António Raposo adorou observá-las por uma frincha que o cortinado do palheiro lhe tinha providenciado! Elas enchiam a caneca de barro vermelho com vinho branco misturado com pirolito que depois serviam em tigelas do mesmo barro e bebiam. Tigela puxou tigela e não tardou que fizesse efeito!

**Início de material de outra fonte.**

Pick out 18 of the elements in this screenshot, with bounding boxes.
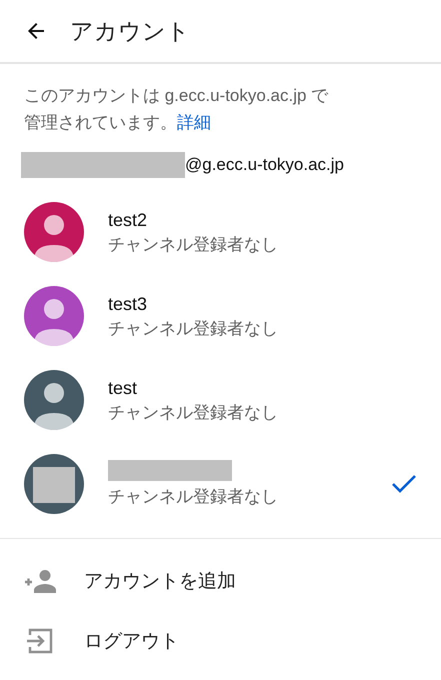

Nem as rodelas de linguíça e os cubos de queijo de casca vermelha que comiam, o evitaram. Preview
Ana Roseta é a mais velha irmã de sete raparigas, uma mulher simples e boa, mas muita gente não pensa nem diz o mesmo dela.
Tinha esse costume estranho de andar algumas noites com o candeeiro a petróleo aceso pelos quintais das casas vizinhas e o povo afirmava que ela andava no fado, que aquilo era coisa de bruxedo!
Um dia, António Raposo foi pé ante pé ver o que seria o alarido de vozes femininas que se ouvia bem alto e que vinha da casa da Ana Roseta, já ela era casada e bem casada. Era o dia 13 de Maio, muita gente da vila tinha ido a Fátima. Ana Roseta e mais as outras que estavam na sua casa ficaram por ali, os maridos das casadas entretinham-se na taberna!